Tout est parti d’une ordonnance adoptée par le Parlement de la Région de Bruxelles-Capitale le 23 novembre 2017. Le texte prévoyait, qu’à compter de l’exercice d’imposition 2018, l’exonération du précompte immobilier pour les immeubles affectés au culte serait désormais réservée aux seules "religions reconnues". Le but était d’éviter les abus pour des immeubles qui étaient affectés à des cultes dits "fictifs".

Six religions reconnues

Or, les Témoins de Jéhovah ne sont pas une "religion reconnue" en Belgique. À l’heure actuelle, la Belgique reconnaît six cultes : catholique, protestant, israélite, anglican, musulman et orthodoxe. Deux autres cultes ont sollicité une reconnaissance : le bouddhisme (en 2006) et l’hindouisme (en 2013).
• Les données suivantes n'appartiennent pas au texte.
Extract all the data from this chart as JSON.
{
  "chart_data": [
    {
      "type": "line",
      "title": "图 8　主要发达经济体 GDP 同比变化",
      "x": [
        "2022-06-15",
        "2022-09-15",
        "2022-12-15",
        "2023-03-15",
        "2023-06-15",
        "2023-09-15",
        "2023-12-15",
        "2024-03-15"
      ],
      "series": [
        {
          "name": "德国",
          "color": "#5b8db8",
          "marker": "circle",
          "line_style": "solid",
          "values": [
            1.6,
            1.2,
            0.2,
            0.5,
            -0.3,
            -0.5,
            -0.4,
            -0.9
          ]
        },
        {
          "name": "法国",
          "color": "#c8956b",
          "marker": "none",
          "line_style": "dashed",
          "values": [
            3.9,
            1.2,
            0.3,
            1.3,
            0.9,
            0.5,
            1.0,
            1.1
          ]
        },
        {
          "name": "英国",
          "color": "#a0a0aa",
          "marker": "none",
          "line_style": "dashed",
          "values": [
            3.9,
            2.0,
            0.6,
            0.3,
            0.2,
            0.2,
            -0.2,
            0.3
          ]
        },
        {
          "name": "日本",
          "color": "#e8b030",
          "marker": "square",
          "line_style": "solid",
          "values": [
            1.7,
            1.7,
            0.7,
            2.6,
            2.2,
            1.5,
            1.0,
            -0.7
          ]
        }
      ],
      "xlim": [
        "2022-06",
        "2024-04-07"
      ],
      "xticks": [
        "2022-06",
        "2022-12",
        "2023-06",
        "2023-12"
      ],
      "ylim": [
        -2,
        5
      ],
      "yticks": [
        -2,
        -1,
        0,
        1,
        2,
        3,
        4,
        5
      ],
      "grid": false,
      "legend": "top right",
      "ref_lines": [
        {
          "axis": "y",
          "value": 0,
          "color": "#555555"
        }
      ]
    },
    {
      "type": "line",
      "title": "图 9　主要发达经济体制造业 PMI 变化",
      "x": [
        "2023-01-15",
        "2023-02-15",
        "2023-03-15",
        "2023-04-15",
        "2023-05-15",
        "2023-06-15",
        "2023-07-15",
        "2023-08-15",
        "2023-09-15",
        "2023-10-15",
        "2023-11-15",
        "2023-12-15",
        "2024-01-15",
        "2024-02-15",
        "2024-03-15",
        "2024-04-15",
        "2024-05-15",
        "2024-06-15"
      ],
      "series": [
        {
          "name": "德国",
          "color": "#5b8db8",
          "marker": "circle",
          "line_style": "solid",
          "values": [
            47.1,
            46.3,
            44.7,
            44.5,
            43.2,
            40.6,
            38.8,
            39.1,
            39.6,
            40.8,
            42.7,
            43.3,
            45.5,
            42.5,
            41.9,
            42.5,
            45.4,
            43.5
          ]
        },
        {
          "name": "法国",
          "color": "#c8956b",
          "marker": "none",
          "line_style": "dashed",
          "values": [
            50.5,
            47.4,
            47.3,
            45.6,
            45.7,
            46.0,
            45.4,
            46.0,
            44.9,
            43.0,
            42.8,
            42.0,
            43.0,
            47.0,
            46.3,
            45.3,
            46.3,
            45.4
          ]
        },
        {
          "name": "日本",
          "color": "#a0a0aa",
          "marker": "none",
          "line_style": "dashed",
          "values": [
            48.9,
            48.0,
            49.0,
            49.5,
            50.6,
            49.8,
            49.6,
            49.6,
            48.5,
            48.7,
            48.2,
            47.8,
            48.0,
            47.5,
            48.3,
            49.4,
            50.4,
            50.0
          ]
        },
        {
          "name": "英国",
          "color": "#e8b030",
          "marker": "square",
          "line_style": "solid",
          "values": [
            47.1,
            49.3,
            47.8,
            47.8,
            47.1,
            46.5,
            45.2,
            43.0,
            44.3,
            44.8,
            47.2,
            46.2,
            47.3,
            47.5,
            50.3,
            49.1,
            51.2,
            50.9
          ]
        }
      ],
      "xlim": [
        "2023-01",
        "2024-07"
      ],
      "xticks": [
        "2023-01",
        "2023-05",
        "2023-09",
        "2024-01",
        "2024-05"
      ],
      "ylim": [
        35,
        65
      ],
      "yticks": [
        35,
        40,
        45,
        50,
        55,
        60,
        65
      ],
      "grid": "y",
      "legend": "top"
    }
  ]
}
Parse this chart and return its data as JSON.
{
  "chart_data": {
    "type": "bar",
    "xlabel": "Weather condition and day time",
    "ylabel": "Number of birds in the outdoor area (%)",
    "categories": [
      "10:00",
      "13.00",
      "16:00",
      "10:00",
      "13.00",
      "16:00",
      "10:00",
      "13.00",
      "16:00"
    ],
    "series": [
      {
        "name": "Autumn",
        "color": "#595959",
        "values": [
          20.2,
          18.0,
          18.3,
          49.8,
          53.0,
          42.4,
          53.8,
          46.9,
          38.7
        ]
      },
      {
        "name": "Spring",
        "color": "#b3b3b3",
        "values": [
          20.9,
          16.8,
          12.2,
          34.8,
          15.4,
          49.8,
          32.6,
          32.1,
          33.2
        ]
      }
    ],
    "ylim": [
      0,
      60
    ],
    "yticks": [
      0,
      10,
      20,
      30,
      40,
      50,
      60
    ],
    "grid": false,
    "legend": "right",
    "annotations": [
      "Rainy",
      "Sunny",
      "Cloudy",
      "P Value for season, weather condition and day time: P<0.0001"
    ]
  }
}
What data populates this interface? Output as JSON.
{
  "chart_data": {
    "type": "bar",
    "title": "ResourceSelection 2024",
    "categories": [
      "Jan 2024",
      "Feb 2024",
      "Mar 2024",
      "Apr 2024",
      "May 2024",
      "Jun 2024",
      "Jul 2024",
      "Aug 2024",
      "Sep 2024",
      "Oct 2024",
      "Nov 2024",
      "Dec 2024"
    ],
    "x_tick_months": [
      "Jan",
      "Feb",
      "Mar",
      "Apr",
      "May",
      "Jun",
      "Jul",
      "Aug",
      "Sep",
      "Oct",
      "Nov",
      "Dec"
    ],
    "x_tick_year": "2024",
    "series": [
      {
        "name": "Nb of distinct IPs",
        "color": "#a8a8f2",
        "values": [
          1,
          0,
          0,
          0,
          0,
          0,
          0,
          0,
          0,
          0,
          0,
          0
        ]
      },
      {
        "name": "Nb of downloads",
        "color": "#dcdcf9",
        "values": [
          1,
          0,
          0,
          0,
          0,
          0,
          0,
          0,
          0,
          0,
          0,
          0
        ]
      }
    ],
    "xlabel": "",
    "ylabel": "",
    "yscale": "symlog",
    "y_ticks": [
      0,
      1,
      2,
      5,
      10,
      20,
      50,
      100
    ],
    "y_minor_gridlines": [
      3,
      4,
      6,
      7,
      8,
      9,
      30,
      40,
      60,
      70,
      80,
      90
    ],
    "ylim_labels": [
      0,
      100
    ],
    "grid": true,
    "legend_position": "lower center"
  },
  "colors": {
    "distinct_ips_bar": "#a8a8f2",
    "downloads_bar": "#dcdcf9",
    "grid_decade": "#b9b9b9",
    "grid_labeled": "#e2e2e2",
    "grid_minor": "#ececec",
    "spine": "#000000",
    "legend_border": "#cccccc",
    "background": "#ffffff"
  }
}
Aucune décision n’a encore été prise au sujet de ces demandes.

À la suite de l’ordonnance bruxelloise, neuf congrégations bruxelloises des Témoins de Jéhovah se virent dès lors privées de l’exonération du précompte immobilier dont elles bénéficiaient jusqu’alors. Elles introduisirent un recours en annulation devant la Cour constitutionnelle qui le rejeta en novembre 2019.

La Cour constitutionnelle fit notamment valoir que le critère de la reconnaissance du culte n’était pas disproportionné dès lors que les cultes non reconnus peuvent solliciter leur reconnaissance.
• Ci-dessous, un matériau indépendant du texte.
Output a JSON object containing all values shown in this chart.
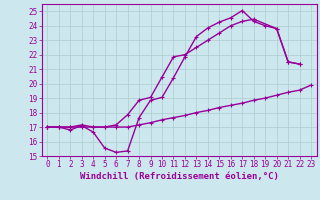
{
  "line1_x": [
    0,
    1,
    2,
    3,
    4,
    5,
    6,
    7,
    8,
    9,
    10,
    11,
    12,
    13,
    14,
    15,
    16,
    17,
    18,
    19,
    20,
    21,
    22,
    23
  ],
  "line1_y": [
    17.0,
    17.0,
    17.0,
    17.0,
    17.0,
    17.0,
    17.0,
    17.0,
    17.15,
    17.3,
    17.5,
    17.65,
    17.8,
    18.0,
    18.15,
    18.35,
    18.5,
    18.65,
    18.85,
    19.0,
    19.2,
    19.4,
    19.55,
    19.9
  ],
  "line2_x": [
    0,
    1,
    2,
    3,
    4,
    5,
    6,
    7,
    8,
    9,
    10,
    11,
    12,
    13,
    14,
    15,
    16,
    17,
    18,
    19,
    20,
    21,
    22
  ],
  "line2_y": [
    17.0,
    17.0,
    16.8,
    17.1,
    16.65,
    15.55,
    15.25,
    15.35,
    17.65,
    18.85,
    19.05,
    20.4,
    21.85,
    23.25,
    23.85,
    24.25,
    24.55,
    25.05,
    24.3,
    24.0,
    23.8,
    21.5,
    21.35
  ],
  "line3_x": [
    0,
    1,
    2,
    3,
    4,
    5,
    6,
    7,
    8,
    9,
    10,
    11,
    12,
    13,
    14,
    15,
    16,
    17,
    18,
    20,
    21,
    22
  ],
  "line3_y": [
    17.0,
    17.0,
    17.0,
    17.15,
    17.0,
    17.0,
    17.15,
    17.85,
    18.85,
    19.05,
    20.45,
    21.85,
    22.0,
    22.5,
    23.0,
    23.5,
    24.0,
    24.3,
    24.45,
    23.8,
    21.5,
    21.35
  ],
  "color": "#990099",
  "bg_color": "#cce8ee",
  "grid_color": "#aacccc",
  "xlabel": "Windchill (Refroidissement éolien,°C)",
  "xlim": [
    -0.5,
    23.5
  ],
  "ylim": [
    15,
    25.5
  ],
  "yticks": [
    15,
    16,
    17,
    18,
    19,
    20,
    21,
    22,
    23,
    24,
    25
  ],
  "xticks": [
    0,
    1,
    2,
    3,
    4,
    5,
    6,
    7,
    8,
    9,
    10,
    11,
    12,
    13,
    14,
    15,
    16,
    17,
    18,
    19,
    20,
    21,
    22,
    23
  ],
  "markersize": 2.5,
  "linewidth": 1.0,
  "xlabel_fontsize": 6.5,
  "tick_fontsize": 5.5,
  "font_family": "monospace"
}
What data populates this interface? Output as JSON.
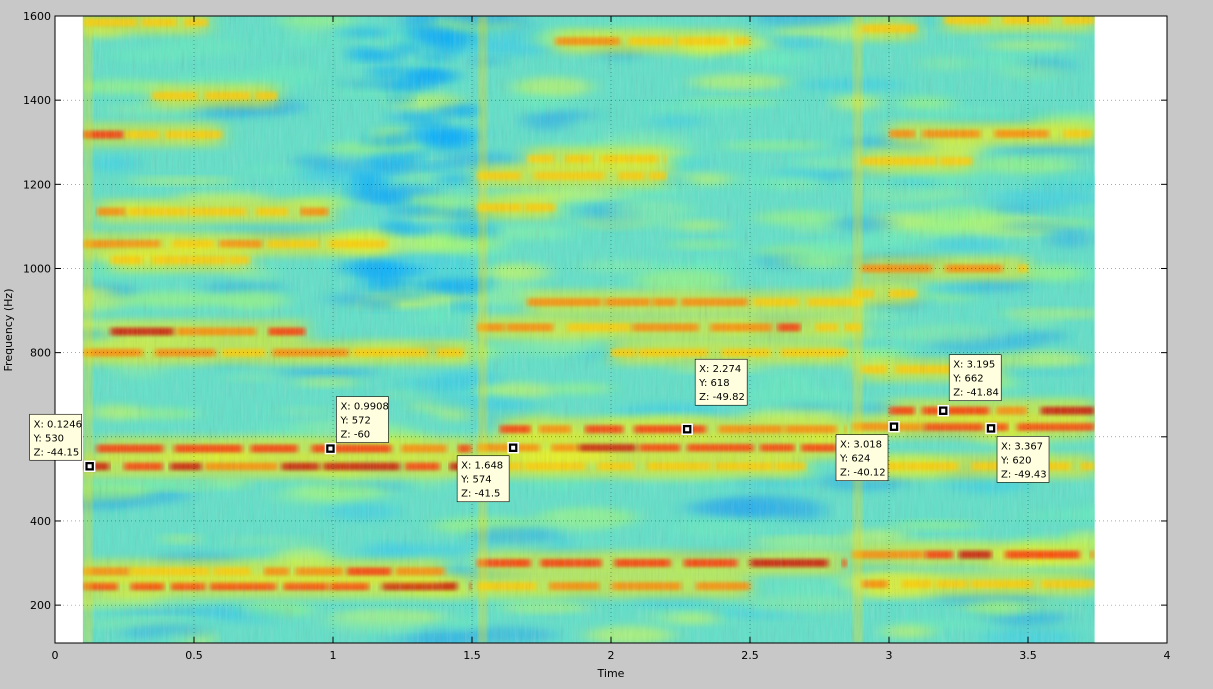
{
  "chart_data": {
    "type": "heatmap",
    "title": "",
    "xlabel": "Time",
    "ylabel": "Frequency (Hz)",
    "xlim": [
      0,
      4
    ],
    "ylim": [
      110,
      1600
    ],
    "x_ticks": [
      0,
      0.5,
      1,
      1.5,
      2,
      2.5,
      3,
      3.5,
      4
    ],
    "x_tick_labels": [
      "0",
      "0.5",
      "1",
      "1.5",
      "2",
      "2.5",
      "3",
      "3.5",
      "4"
    ],
    "y_ticks": [
      200,
      400,
      600,
      800,
      1000,
      1200,
      1400,
      1600
    ],
    "y_tick_labels": [
      "200",
      "400",
      "600",
      "800",
      "1000",
      "1200",
      "1400",
      "1600"
    ],
    "data_extent_x": [
      0.1,
      3.74
    ],
    "grid": true,
    "colormap": "jet",
    "data_cursors": [
      {
        "x": 0.1246,
        "y": 530,
        "z": -44.15,
        "lx": "X: 0.1246",
        "ly": "Y: 530",
        "lz": "Z: -44.15"
      },
      {
        "x": 0.9908,
        "y": 572,
        "z": -60,
        "lx": "X: 0.9908",
        "ly": "Y: 572",
        "lz": "Z: -60"
      },
      {
        "x": 1.648,
        "y": 574,
        "z": -41.5,
        "lx": "X: 1.648",
        "ly": "Y: 574",
        "lz": "Z: -41.5"
      },
      {
        "x": 2.274,
        "y": 618,
        "z": -49.82,
        "lx": "X: 2.274",
        "ly": "Y: 618",
        "lz": "Z: -49.82"
      },
      {
        "x": 3.018,
        "y": 624,
        "z": -40.12,
        "lx": "X: 3.018",
        "ly": "Y: 624",
        "lz": "Z: -40.12"
      },
      {
        "x": 3.195,
        "y": 662,
        "z": -41.84,
        "lx": "X: 3.195",
        "ly": "Y: 662",
        "lz": "Z: -41.84"
      },
      {
        "x": 3.367,
        "y": 620,
        "z": -49.43,
        "lx": "X: 3.367",
        "ly": "Y: 620",
        "lz": "Z: -49.43"
      }
    ],
    "colors": {
      "background": "#c8c8c8",
      "axes_background": "#ffffff",
      "tooltip_background": "#ffffe0",
      "low": "#00aaff",
      "mid": "#ffff00",
      "high": "#aa0000"
    }
  }
}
Les Témoins de Jéhovah ne s’en contentèrent pas et saisirent la Cour européenne des droits de l’homme. Il faut savoir que ce précompte immobilier représente une charge importante pour leurs neuf congrégations bruxelloises. Il représente 23 % des dons reçus, qui sont leur source exclusive de financement.

La Cour européenne a estimé que cette imposition n’est pas insignifiante et affecte considérablement le fonctionnement des Témoins de Jéhovah. Cela ressort donc de l’article 9 de la Convention européenne des droits de l’homme (droit à la liberté de religion).
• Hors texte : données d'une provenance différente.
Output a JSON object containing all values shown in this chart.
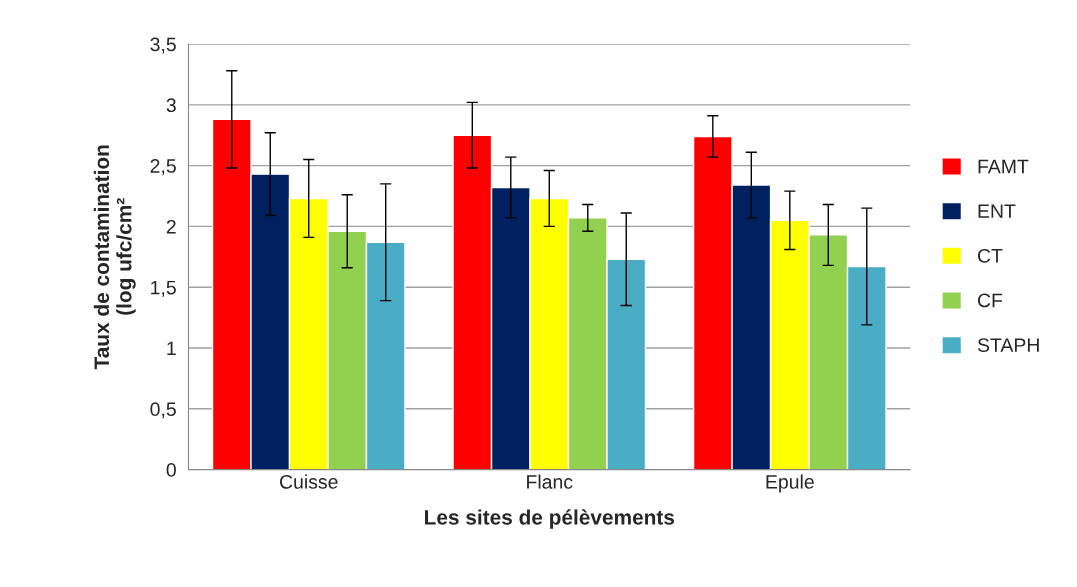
{
  "chart_data": {
    "type": "bar",
    "xlabel": "Les sites de pélèvements",
    "ylabel": "Taux de contamination\n(log ufc/cm²",
    "categories": [
      "Cuisse",
      "Flanc",
      "Epule"
    ],
    "series": [
      {
        "name": "FAMT",
        "color": "#ff0000",
        "values": [
          2.88,
          2.75,
          2.74
        ],
        "errors": [
          0.4,
          0.27,
          0.17
        ]
      },
      {
        "name": "ENT",
        "color": "#002060",
        "values": [
          2.43,
          2.32,
          2.34
        ],
        "errors": [
          0.34,
          0.25,
          0.27
        ]
      },
      {
        "name": "CT",
        "color": "#ffff00",
        "values": [
          2.23,
          2.23,
          2.05
        ],
        "errors": [
          0.32,
          0.23,
          0.24
        ]
      },
      {
        "name": "CF",
        "color": "#92d050",
        "values": [
          1.96,
          2.07,
          1.93
        ],
        "errors": [
          0.3,
          0.11,
          0.25
        ]
      },
      {
        "name": "STAPH",
        "color": "#4bacc6",
        "values": [
          1.87,
          1.73,
          1.67
        ],
        "errors": [
          0.48,
          0.38,
          0.48
        ]
      }
    ],
    "ylim": [
      0,
      3.5
    ],
    "yticks": [
      0,
      {
        "value": 0.5,
        "label": "0,5"
      },
      1,
      {
        "value": 1.5,
        "label": "1,5"
      },
      2,
      {
        "value": 2.5,
        "label": "2,5"
      },
      3,
      {
        "value": 3.5,
        "label": "3,5"
      }
    ],
    "grid": "y",
    "legend": "right"
  }
}
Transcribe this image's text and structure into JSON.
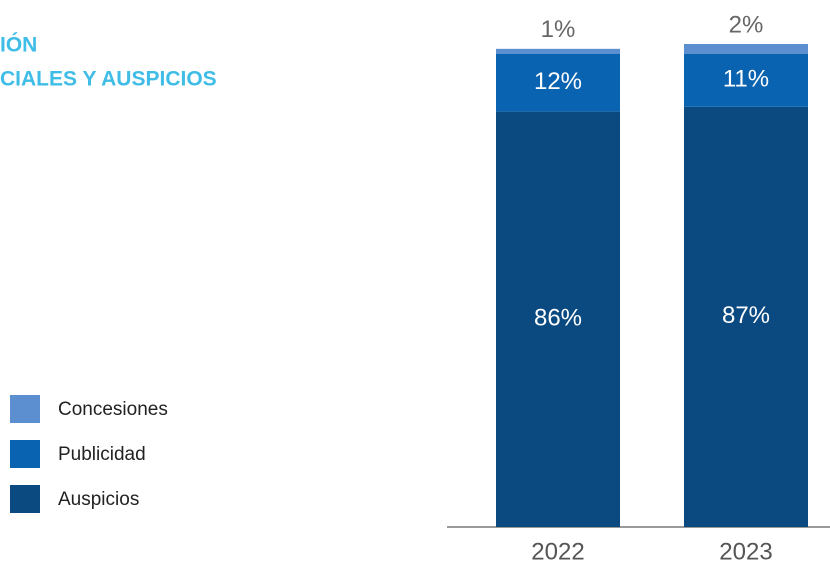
{
  "chart_data": {
    "type": "stacked_bar",
    "title": [
      "IÓN",
      "CIALES Y AUSPICIOS"
    ],
    "categories": [
      "2022",
      "2023"
    ],
    "series": [
      {
        "name": "Concesiones",
        "color": "#5b8fd0",
        "values": [
          1,
          2
        ],
        "value_labels": [
          "1%",
          "2%"
        ]
      },
      {
        "name": "Publicidad",
        "color": "#0a63b0",
        "values": [
          12,
          11
        ],
        "value_labels": [
          "12%",
          "11%"
        ]
      },
      {
        "name": "Auspicios",
        "color": "#0a4a80",
        "values": [
          86,
          87
        ],
        "value_labels": [
          "86%",
          "87%"
        ]
      }
    ]
  }
}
Devant la Cour européenne des droits de l’homme, le gouvernement objectait que, s’ils voulaient bénéficier de l’exonération, les Témoins de Jéhovah pouvaient demander leur reconnaissance. Ceux-ci répliquaient qu’il était vain de solliciter une telle reconnaissance car la procédure pour y parvenir était entourée de nombreuses incertitudes.

Pas de sécurité juridique

La Cour européenne a estimé que les critères de reconnaissance sont particulièrement vagues et n’offrent pas un degré suffisant de sécurité juridique. De plus, relève la Cour, la procédure de reconnaissance n’est pas encadrée par un texte. Elle ne prévoit en outre aucun délai.

Et "l'octroi de la reconnaissance est subordonné à la seule initiative du ministre de la Justice et dépend ensuite de la volonté purement discrétionnaire du législateur. Or, pareil régime comprend intrinsèquement un risque d'arbitraire", souligne la CEDH.

Pour la Cour, ce constat de violation (interdiction de discrimination combinée au droit à la liberté de religion) est suffisant pour couvrir le dommage moral subi par les Témoins de Jéhovah.